The historic Don Strange Ranch in Boerne, Texas provided a fitting setting for folk troubadour Ray LaMontagne and his band, the Pariah Dogs, on a cool autumn night. Culminating the tour celebrating their album, God Willin’ & The Creek Don’t Rise, the group performed in the ranch’s beautiful Kendall Creek Barn before a crowd of four-hundred fans who came from all corners of the country to attend.
As one of the last days of summer winded down in New York’s Bryant Park, Vermont rockers Grace Potter and The Nocturnals sent the season out in style with a night of funk, rock, and soul. The band treated fans to stand-outs from their self-titled album including “Paris (Ooh La La),” “Medicine,” and of course, “Hot Summer Night.”

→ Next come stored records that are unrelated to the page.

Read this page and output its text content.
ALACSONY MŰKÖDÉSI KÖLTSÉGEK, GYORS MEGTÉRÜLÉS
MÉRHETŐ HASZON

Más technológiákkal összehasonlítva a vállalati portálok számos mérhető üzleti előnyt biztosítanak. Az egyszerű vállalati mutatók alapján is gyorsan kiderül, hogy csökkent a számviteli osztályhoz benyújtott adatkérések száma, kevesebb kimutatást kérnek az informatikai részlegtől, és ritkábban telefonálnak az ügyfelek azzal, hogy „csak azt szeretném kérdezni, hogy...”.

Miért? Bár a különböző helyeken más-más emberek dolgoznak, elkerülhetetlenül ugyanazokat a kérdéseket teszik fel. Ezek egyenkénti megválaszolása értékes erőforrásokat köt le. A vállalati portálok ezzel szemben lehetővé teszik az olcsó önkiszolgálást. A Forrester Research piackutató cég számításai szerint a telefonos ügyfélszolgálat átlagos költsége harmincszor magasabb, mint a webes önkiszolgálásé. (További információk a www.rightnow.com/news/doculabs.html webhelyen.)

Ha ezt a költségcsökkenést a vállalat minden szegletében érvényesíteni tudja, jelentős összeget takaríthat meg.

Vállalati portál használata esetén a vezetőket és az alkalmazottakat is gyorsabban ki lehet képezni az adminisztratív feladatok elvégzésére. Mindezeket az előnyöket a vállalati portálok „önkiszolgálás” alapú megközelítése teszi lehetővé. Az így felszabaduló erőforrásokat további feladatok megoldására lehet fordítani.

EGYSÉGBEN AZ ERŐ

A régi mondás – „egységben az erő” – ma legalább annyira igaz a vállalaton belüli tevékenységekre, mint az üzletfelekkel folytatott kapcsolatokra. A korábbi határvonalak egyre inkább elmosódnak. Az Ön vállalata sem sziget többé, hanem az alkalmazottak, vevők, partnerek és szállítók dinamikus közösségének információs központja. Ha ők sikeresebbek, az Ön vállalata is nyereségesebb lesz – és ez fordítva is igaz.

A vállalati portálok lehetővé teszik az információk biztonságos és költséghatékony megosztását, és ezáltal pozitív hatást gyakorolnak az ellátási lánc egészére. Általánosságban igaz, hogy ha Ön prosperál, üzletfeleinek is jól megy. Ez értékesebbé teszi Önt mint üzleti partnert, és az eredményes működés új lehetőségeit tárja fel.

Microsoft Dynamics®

A rare snowy day in Nashville, Tennessee, set the stage for an even rarer event – an intimate concert by rock icon Robert Plant, at the War Memorial Auditorium. Performing with his Grammy-nominated group – aptly titled the Band of Joy – Plant played both Led Zeppelin classics and new songs that continue to have an impact on the music scene today.
Bryant Park provided a picturesque setting for a secret performance by UK pop legends Squeeze on a warm summer night. The groundbreaking band played hits spanning their career, including “Is That Love,” “Pulling Mussels (From The Shell)”, and “Tempted” in celebration of their album, Spot the Difference, which features new recordings of Squeeze classics.
This compilation episode features three standout emerging artists performing in three remarkable locations: R&B singer-songwriter Daniel Merriweather at the famed art auction house Sotheby’s in New York City; folk singer-songwriter Lisa Hannigan at the Unitarian Universalist Church of Montclair, New Jersey; and alternative pop songstress A Fine Frenzy at the John Drew Theater at Guild Hall in the Hamptons.